What's the turning point of my life?
It’s been a while since my thoughts are leading my way and no logical sense follows me. I am 29 yo and an attorney at law. Actually it’s been a pretty successful year for me and loads of people supported me. Anyhow, I feel incomplete. I have this urgency to leave everything behind feeling most of the time. I would like to travel the world, get inspired by the art and hang out with new people, new faces and listen their stories. I am high spirited and I find myself dreaming what could it be to have a such life. I let myself to have second life in my mind but deep inside in the corner of my mind I am afraid to loose my mind. Because the imaginary life attracts me even more.

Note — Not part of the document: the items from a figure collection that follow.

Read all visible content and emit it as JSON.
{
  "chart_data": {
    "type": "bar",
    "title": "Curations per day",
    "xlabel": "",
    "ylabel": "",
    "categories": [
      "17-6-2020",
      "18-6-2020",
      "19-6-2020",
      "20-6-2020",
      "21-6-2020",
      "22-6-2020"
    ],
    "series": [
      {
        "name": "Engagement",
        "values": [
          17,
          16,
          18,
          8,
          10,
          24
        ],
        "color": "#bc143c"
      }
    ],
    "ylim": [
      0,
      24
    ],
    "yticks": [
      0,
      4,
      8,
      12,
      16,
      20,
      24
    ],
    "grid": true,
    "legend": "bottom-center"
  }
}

The truth is I’ve changed a lot over the years. I am growning up each day and the things i liked changed, too. What I liked yesterday, doesn’t valid for the today. I assume I am bored everything cause my life is kinda monotone. For this very reason, I need to get new hobby, new people in my life, I know that! But what I don’t know is how to do it. Because what I like the most is the traveling the world. It makes me free, it makes my heart good. It is good for my soul, I feel energetic all the time. I have the power to change the world when it comes to that point. But I can’t and that is killing me! Because I have a job and have my responsibility (I am not married though). Even though I run away, I need to earn some money to go on. So I believe I am stuck in here and don’t know what to do with this enormous energy I have.
Maybe it a mid-life crises, they say all the time. Don’t get me wrong, I love my job and appreciate everything I have all the time. But I am just confused. I find myself evaluate everything I have on my mind. And you know, when your brain starts to talk, doesn’t stop.
I would be very happy to read your experiences, recommendations or anything else to shape myself up!